Les profits de ce droit à l'oubli - ici « bancaire », et qu'a devancé celui dit de référencement et de réputation sur internet - dépassent la seule satisfaction « humaine », la seule satisfaction morale, la seule satisfaction de savoir les exigences du « vivre ensemble » encore compatibles avec celles du rouleau-compresseur marchand. En effet, ce droit à l'oubli favorisera l'accomplissement des processus résilients, par définition applicables aux anciens malades, et donc devrait libérer davantage l'énergie, la détermination, la faculté de rebond, les dispositions managériales particulières, la conquête de sens emblématiques d'une certaine « manière d'entreprendre ».

« La résilience, c'est faire de ses blessures une œuvre d'art, juge Boris Cyrunik, qui a popularisé le concept. L'acte d'entreprendre est vital. Si je n'entreprends pas, c'est que je suis lobotomisé : je suis ligoté au présent, donc je n'anticipe pas, je n'ai pas de projet d'existence, je ne suis pas capable de progrès. Si je n'entreprends pas, je ne peux pas déclencher un processus de résilience ».

« Entreprendre, c'est refuser de se soumettre »

Le neuropsychiatre ne manque pas de circonscrire les fragilités symptomatiques des résilients-entrepreneurs : l'excès d'engagement personnel répondant à un mécanisme de légitime défense, la vulnérabilité face à l'échec, le risque de burn out, et surtout une scission de la personnalité entre celle qui travaille, parle, rayonne, celle qui souffre en secret, et celle qui entretient de complexes relations affectives et familiales.

Pour autant, développe l'auteur de Sauve-toi, la vie t'appelle (Odile Jacob, 2012), ces résilients-entrepreneurs « enregistrent davantage de succès », partagent une quête de sens, une préoccupation altruiste, une dynamique stimulatrice singulières. Et ils contribuent à l'économie et au travail « de manière aussi essentielle » que Frida Kahlo ou Edouard Munch à l'histoire de l'art.

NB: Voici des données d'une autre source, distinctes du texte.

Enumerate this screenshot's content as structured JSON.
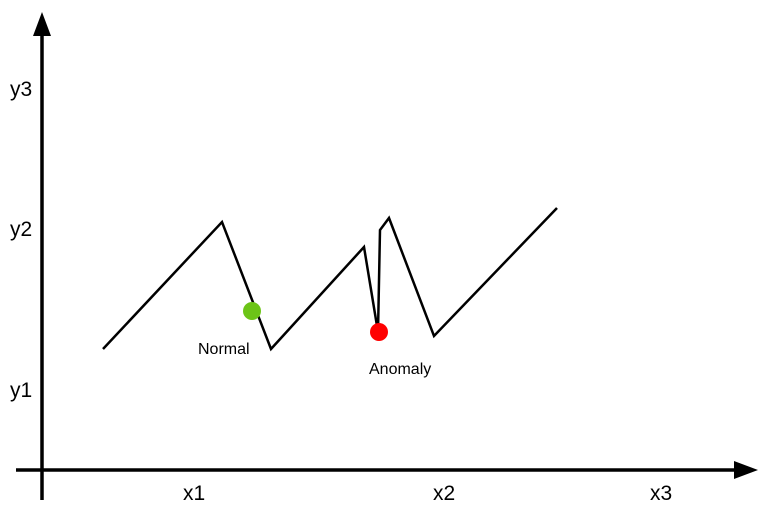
{
  "axes": {
    "x_ticks": [
      "x1",
      "x2",
      "x3"
    ],
    "y_ticks": [
      "y1",
      "y2",
      "y3"
    ]
  },
  "points": {
    "normal": {
      "label": "Normal",
      "color": "#6cc417"
    },
    "anomaly": {
      "label": "Anomaly",
      "color": "#ff0000"
    }
  },
  "colors": {
    "line": "#000000",
    "axis": "#000000"
  }
}
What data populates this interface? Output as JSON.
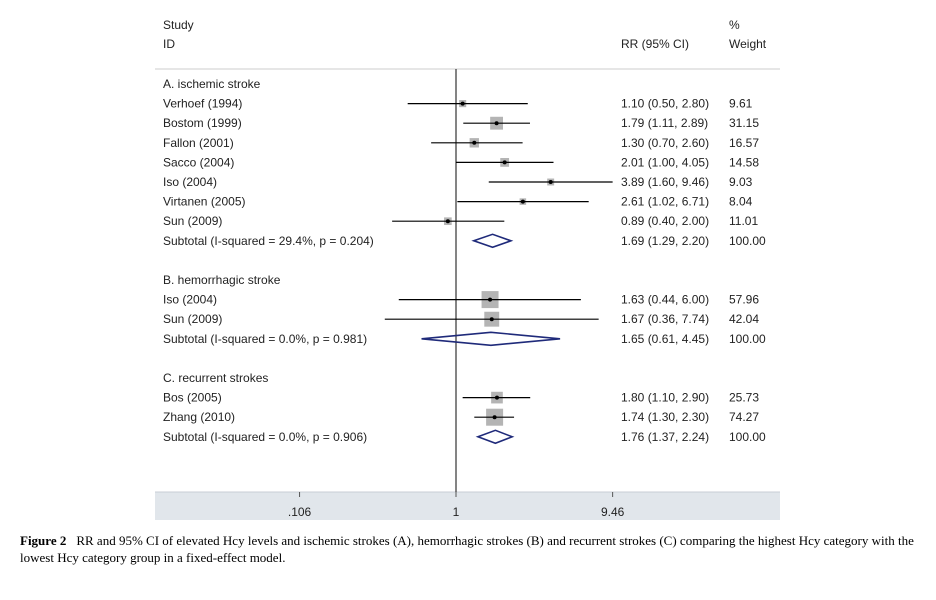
{
  "chart_data": {
    "type": "forest",
    "header": {
      "study_line1": "Study",
      "study_line2": "ID",
      "rr_label": "RR (95% CI)",
      "weight_line1": "%",
      "weight_line2": "Weight"
    },
    "x_axis": {
      "scale": "log",
      "range": [
        0.106,
        9.46
      ],
      "ticks": [
        {
          "value": 0.106,
          "label": ".106"
        },
        {
          "value": 1,
          "label": "1"
        },
        {
          "value": 9.46,
          "label": "9.46"
        }
      ],
      "reference_line": 1
    },
    "groups": [
      {
        "label": "A. ischemic stroke",
        "studies": [
          {
            "name": "Verhoef  (1994)",
            "rr": 1.1,
            "lo": 0.5,
            "hi": 2.8,
            "ci_text": "1.10 (0.50, 2.80)",
            "weight": "9.61"
          },
          {
            "name": "Bostom (1999)",
            "rr": 1.79,
            "lo": 1.11,
            "hi": 2.89,
            "ci_text": "1.79 (1.11, 2.89)",
            "weight": "31.15"
          },
          {
            "name": "Fallon (2001)",
            "rr": 1.3,
            "lo": 0.7,
            "hi": 2.6,
            "ci_text": "1.30 (0.70, 2.60)",
            "weight": "16.57"
          },
          {
            "name": "Sacco (2004)",
            "rr": 2.01,
            "lo": 1.0,
            "hi": 4.05,
            "ci_text": "2.01 (1.00, 4.05)",
            "weight": "14.58"
          },
          {
            "name": "Iso (2004)",
            "rr": 3.89,
            "lo": 1.6,
            "hi": 9.46,
            "ci_text": "3.89 (1.60, 9.46)",
            "weight": "9.03"
          },
          {
            "name": "Virtanen (2005)",
            "rr": 2.61,
            "lo": 1.02,
            "hi": 6.71,
            "ci_text": "2.61 (1.02, 6.71)",
            "weight": "8.04"
          },
          {
            "name": "Sun (2009)",
            "rr": 0.89,
            "lo": 0.4,
            "hi": 2.0,
            "ci_text": "0.89 (0.40, 2.00)",
            "weight": "11.01"
          }
        ],
        "subtotal": {
          "label": "Subtotal  (I-squared = 29.4%, p = 0.204)",
          "rr": 1.69,
          "lo": 1.29,
          "hi": 2.2,
          "ci_text": "1.69 (1.29, 2.20)",
          "weight": "100.00"
        }
      },
      {
        "label": "B. hemorrhagic stroke",
        "studies": [
          {
            "name": "Iso (2004)",
            "rr": 1.63,
            "lo": 0.44,
            "hi": 6.0,
            "ci_text": "1.63 (0.44, 6.00)",
            "weight": "57.96"
          },
          {
            "name": "Sun (2009)",
            "rr": 1.67,
            "lo": 0.36,
            "hi": 7.74,
            "ci_text": "1.67 (0.36, 7.74)",
            "weight": "42.04"
          }
        ],
        "subtotal": {
          "label": "Subtotal  (I-squared = 0.0%, p = 0.981)",
          "rr": 1.65,
          "lo": 0.61,
          "hi": 4.45,
          "ci_text": "1.65 (0.61, 4.45)",
          "weight": "100.00"
        }
      },
      {
        "label": "C. recurrent strokes",
        "studies": [
          {
            "name": "Bos (2005)",
            "rr": 1.8,
            "lo": 1.1,
            "hi": 2.9,
            "ci_text": "1.80 (1.10, 2.90)",
            "weight": "25.73"
          },
          {
            "name": "Zhang (2010)",
            "rr": 1.74,
            "lo": 1.3,
            "hi": 2.3,
            "ci_text": "1.74 (1.30, 2.30)",
            "weight": "74.27"
          }
        ],
        "subtotal": {
          "label": "Subtotal  (I-squared = 0.0%, p = 0.906)",
          "rr": 1.76,
          "lo": 1.37,
          "hi": 2.24,
          "ci_text": "1.76 (1.37, 2.24)",
          "weight": "100.00"
        }
      }
    ]
  },
  "caption": {
    "label": "Figure 2",
    "text": "RR and 95% CI of elevated Hcy levels and ischemic strokes (A), hemorrhagic strokes (B) and recurrent strokes (C) comparing the highest Hcy category with the lowest Hcy category group in a fixed-effect model."
  },
  "colors": {
    "axis_band": "#e1e6eb",
    "diamond": "#1f2a7a",
    "weight_box": "#b4b4b4",
    "text": "#222222"
  }
}
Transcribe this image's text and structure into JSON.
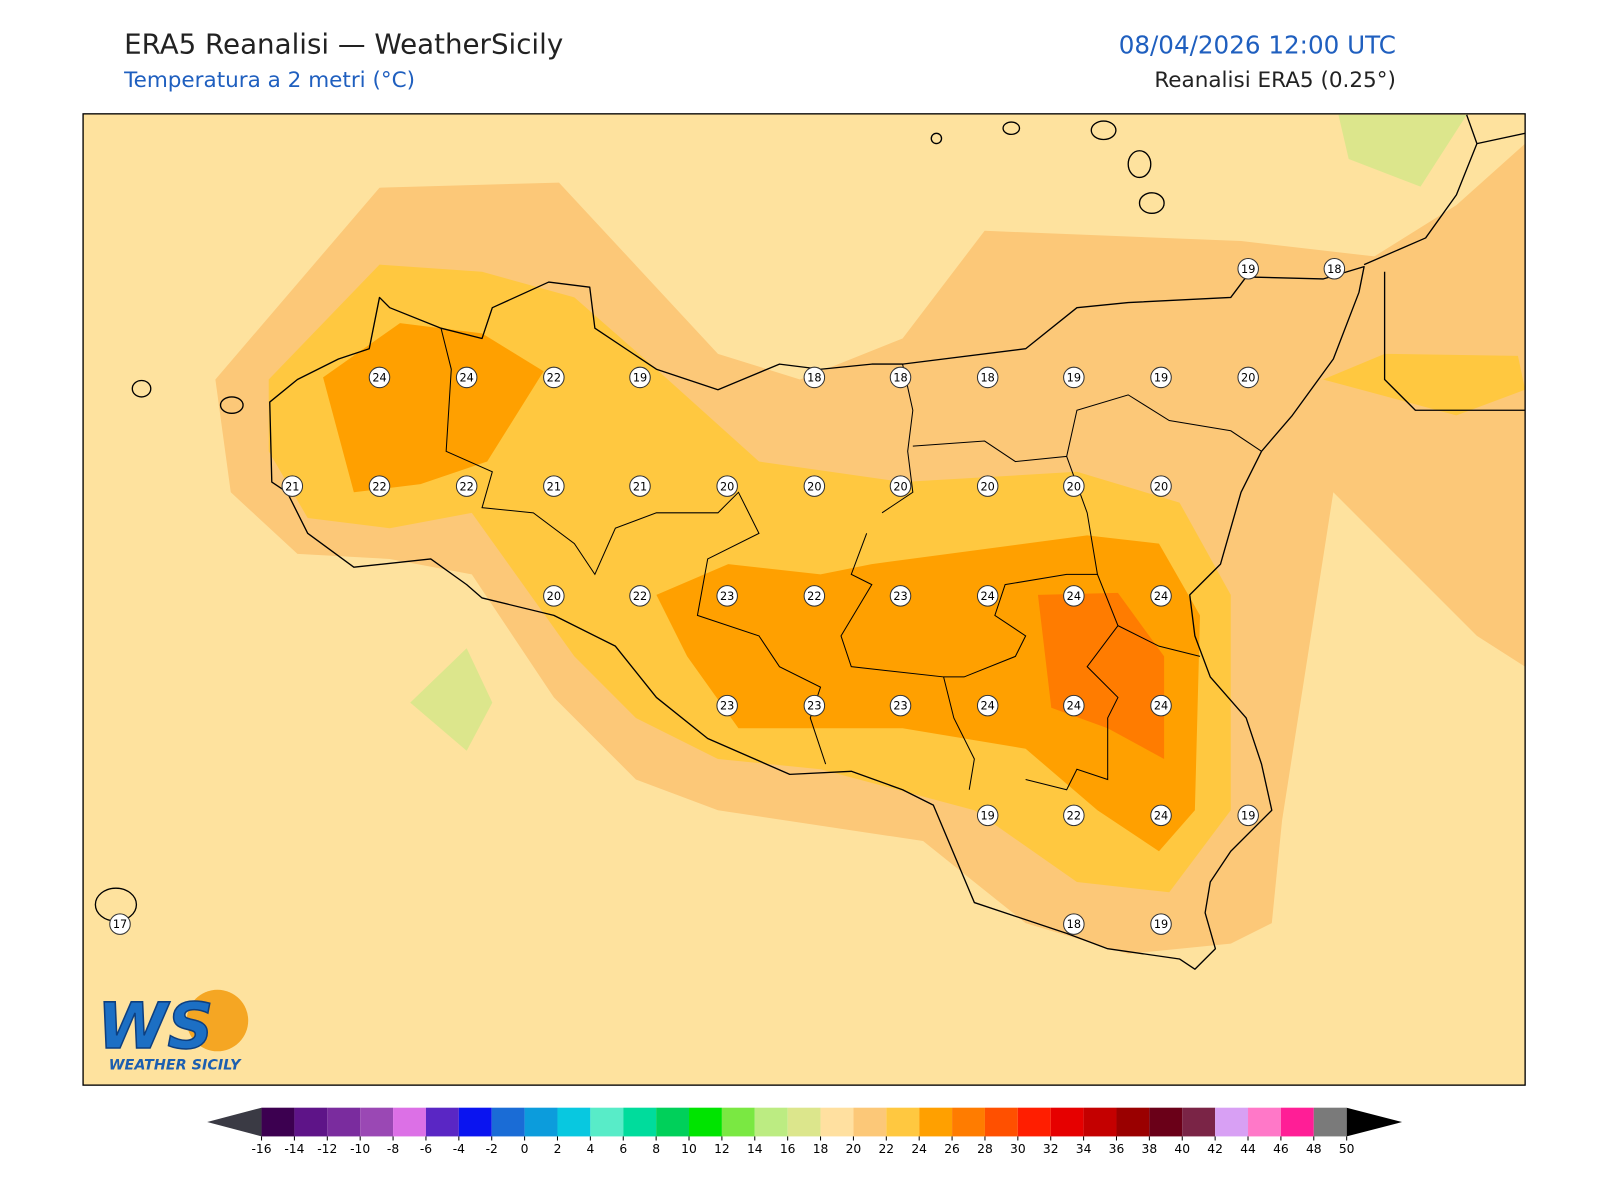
{
  "header": {
    "title": "ERA5 Reanalisi — WeatherSicily",
    "subtitle": "Temperatura a 2 metri (°C)",
    "datetime": "08/04/2026 12:00 UTC",
    "source": "Reanalisi ERA5 (0.25°)"
  },
  "stations": [
    19,
    18,
    24,
    24,
    22,
    19,
    18,
    18,
    18,
    19,
    19,
    20,
    21,
    22,
    22,
    21,
    21,
    20,
    20,
    20,
    20,
    20,
    20,
    20,
    22,
    23,
    22,
    23,
    24,
    24,
    24,
    23,
    23,
    23,
    24,
    24,
    24,
    19,
    22,
    24,
    19,
    17,
    18,
    19
  ],
  "logo": {
    "mark": "WS",
    "name": "WEATHER SICILY"
  },
  "colorbar": {
    "ticks": [
      -16,
      -14,
      -12,
      -10,
      -8,
      -6,
      -4,
      -2,
      0,
      2,
      4,
      6,
      8,
      10,
      12,
      14,
      16,
      18,
      20,
      22,
      24,
      26,
      28,
      30,
      32,
      34,
      36,
      38,
      40,
      42,
      44,
      46,
      48,
      50
    ],
    "colors": [
      "#3c0050",
      "#5e1488",
      "#7a2c9e",
      "#9a48b4",
      "#dc70e6",
      "#5a26c4",
      "#0a14f0",
      "#1a6cd6",
      "#0c9cdc",
      "#08c8e0",
      "#58ecc8",
      "#00dc9c",
      "#00d05a",
      "#00e400",
      "#7ae842",
      "#bcec82",
      "#dce68c",
      "#ffe0a0",
      "#fcc878",
      "#ffc840",
      "#ffa000",
      "#ff7c00",
      "#ff5000",
      "#ff1e00",
      "#e60000",
      "#c40000",
      "#9a0000",
      "#6a0018",
      "#7a2446",
      "#d8a0f4",
      "#ff78c8",
      "#ff1e96",
      "#7a7a7a",
      "#343434"
    ],
    "under": "#3a3a44",
    "over": "#000000"
  }
}
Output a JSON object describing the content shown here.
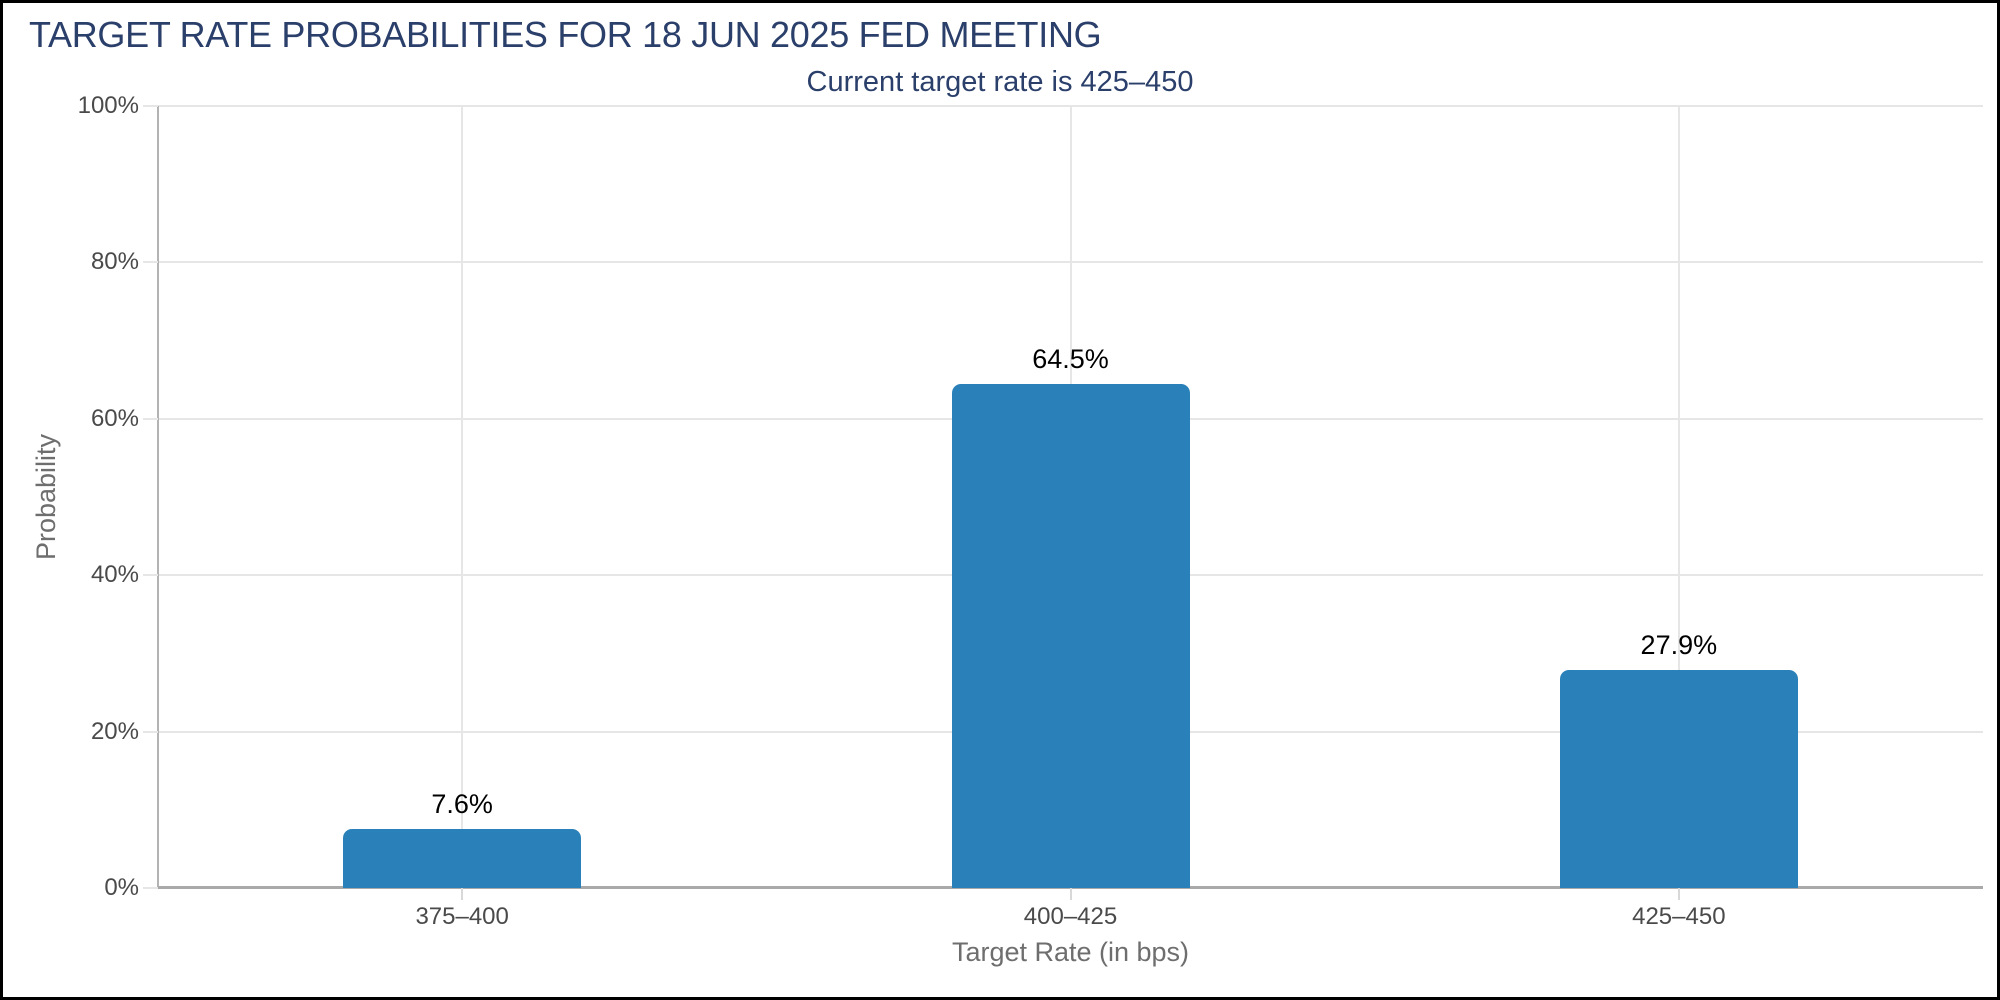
{
  "chart_data": {
    "type": "bar",
    "title": "TARGET RATE PROBABILITIES FOR 18 JUN 2025 FED MEETING",
    "subtitle": "Current target rate is 425–450",
    "categories": [
      "375–400",
      "400–425",
      "425–450"
    ],
    "values": [
      7.6,
      64.5,
      27.9
    ],
    "bar_labels": [
      "7.6%",
      "64.5%",
      "27.9%"
    ],
    "xlabel": "Target Rate (in bps)",
    "ylabel": "Probability",
    "ylim": [
      0,
      100
    ],
    "ytick_step": 20,
    "ytick_labels": [
      "0%",
      "20%",
      "40%",
      "60%",
      "80%",
      "100%"
    ],
    "grid": true,
    "legend": "none",
    "colors": {
      "bar": "#2a80b9",
      "heading": "#2b3f6b",
      "grid": "#e6e6e6",
      "axis_line_x": "#a9a9a9",
      "axis_line_y": "#b3b3b3",
      "tick_label": "#4a4a4a",
      "axis_title": "#6e6e6e",
      "data_label": "#000000",
      "frame": "#000000",
      "background": "#ffffff"
    }
  }
}
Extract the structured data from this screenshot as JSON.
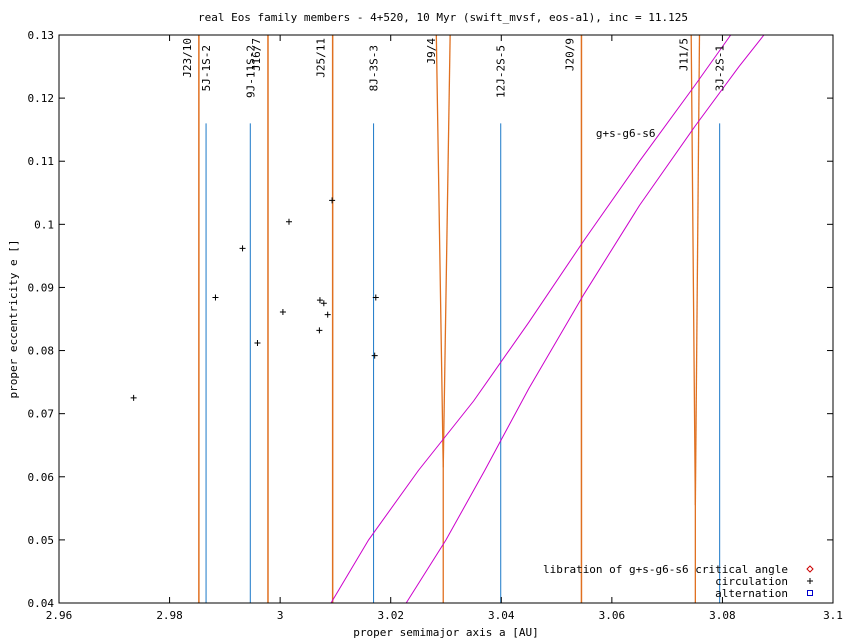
{
  "chart_data": {
    "type": "scatter",
    "title": "real Eos family members - 4+520, 10 Myr (swift_mvsf, eos-a1), inc = 11.125",
    "xlabel": "proper semimajor axis a [AU]",
    "ylabel": "proper eccentricity e []",
    "xlim": [
      2.96,
      3.1
    ],
    "ylim": [
      0.04,
      0.13
    ],
    "xticks": [
      "2.96",
      "2.98",
      "3",
      "3.02",
      "3.04",
      "3.06",
      "3.08",
      "3.1"
    ],
    "yticks": [
      "0.04",
      "0.05",
      "0.06",
      "0.07",
      "0.08",
      "0.09",
      "0.1",
      "0.11",
      "0.12",
      "0.13"
    ],
    "grid": false,
    "legend_position": "bottom-right",
    "legend": [
      {
        "label": "libration of g+s-g6-s6 critical angle",
        "marker": "diamond",
        "color": "#cc0000"
      },
      {
        "label": "circulation",
        "marker": "plus",
        "color": "#000000"
      },
      {
        "label": "alternation",
        "marker": "square",
        "color": "#0000cc"
      }
    ],
    "circulation_points": [
      {
        "x": 2.9735,
        "y": 0.0725
      },
      {
        "x": 2.9883,
        "y": 0.0884
      },
      {
        "x": 2.9932,
        "y": 0.0962
      },
      {
        "x": 2.9959,
        "y": 0.0812
      },
      {
        "x": 3.0005,
        "y": 0.0861
      },
      {
        "x": 3.0016,
        "y": 0.1004
      },
      {
        "x": 3.0071,
        "y": 0.0832
      },
      {
        "x": 3.0072,
        "y": 0.088
      },
      {
        "x": 3.0079,
        "y": 0.0875
      },
      {
        "x": 3.0086,
        "y": 0.0857
      },
      {
        "x": 3.0094,
        "y": 0.1038
      },
      {
        "x": 3.0173,
        "y": 0.0884
      },
      {
        "x": 3.0171,
        "y": 0.0792
      }
    ],
    "mmr_lines": [
      {
        "label": "J23/10",
        "x": 2.9853,
        "width": 0
      },
      {
        "label": "J16/7",
        "x": 2.9978,
        "width": 0
      },
      {
        "label": "J25/11",
        "x": 3.0095,
        "width": 0
      },
      {
        "label": "J9/4",
        "x": 3.0295,
        "width": 0.0025
      },
      {
        "label": "J20/9",
        "x": 3.0545,
        "width": 0
      },
      {
        "label": "J11/5",
        "x": 3.0751,
        "width": 0.0015
      }
    ],
    "three_body_lines": [
      {
        "label": "5J-1S-2",
        "x": 2.9866,
        "ytop": 0.116
      },
      {
        "label": "9J-11S-2",
        "x": 2.9946,
        "ytop": 0.116
      },
      {
        "label": "8J-3S-3",
        "x": 3.0169,
        "ytop": 0.116
      },
      {
        "label": "12J-2S-5",
        "x": 3.0399,
        "ytop": 0.116
      },
      {
        "label": "3J-2S-1",
        "x": 3.0795,
        "ytop": 0.116
      }
    ],
    "secular_resonance": {
      "label": "g+s-g6-s6",
      "label_at": {
        "x": 3.0625,
        "y": 0.1145
      },
      "left_branch": [
        {
          "x": 3.0092,
          "y": 0.04
        },
        {
          "x": 3.016,
          "y": 0.05
        },
        {
          "x": 3.025,
          "y": 0.061
        },
        {
          "x": 3.035,
          "y": 0.072
        },
        {
          "x": 3.045,
          "y": 0.0845
        },
        {
          "x": 3.055,
          "y": 0.0975
        },
        {
          "x": 3.065,
          "y": 0.11
        },
        {
          "x": 3.075,
          "y": 0.122
        },
        {
          "x": 3.0815,
          "y": 0.13
        }
      ],
      "right_branch": [
        {
          "x": 3.0228,
          "y": 0.04
        },
        {
          "x": 3.03,
          "y": 0.05
        },
        {
          "x": 3.037,
          "y": 0.061
        },
        {
          "x": 3.045,
          "y": 0.074
        },
        {
          "x": 3.055,
          "y": 0.089
        },
        {
          "x": 3.065,
          "y": 0.103
        },
        {
          "x": 3.075,
          "y": 0.1155
        },
        {
          "x": 3.083,
          "y": 0.125
        },
        {
          "x": 3.0875,
          "y": 0.13
        }
      ]
    },
    "colors": {
      "mmr": "#e07020",
      "three_body": "#1a78c8",
      "secular": "#cc00cc",
      "points": "#000000"
    }
  }
}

« Entreprendre, c'est refuser de se soumettre, c'est apprendre de ses échecs, inévitables dans le processus de création et d'innovation. Les entrepreneurs ont le talent d'innover et sont contraints à la créativité. A ce titre, leur contribution dépasse largement le seul périmètre économique et social : ils forment un support déterminant à la démocratie, puisque le conformisme constitue l'arme essentielle de la dictature. Ces caractéristiques, les personnes en résilience y sont particulièrement disposées ».

Bref, en libérant l'accès des anciens malades aux crédits y compris professionnels, le « droit à l'oubli » pourrait lever les ultimes obstacles à la propagation d'un esprit et d'une culture entrepreneuriaux certes faillibles mais surtout hautement féconds.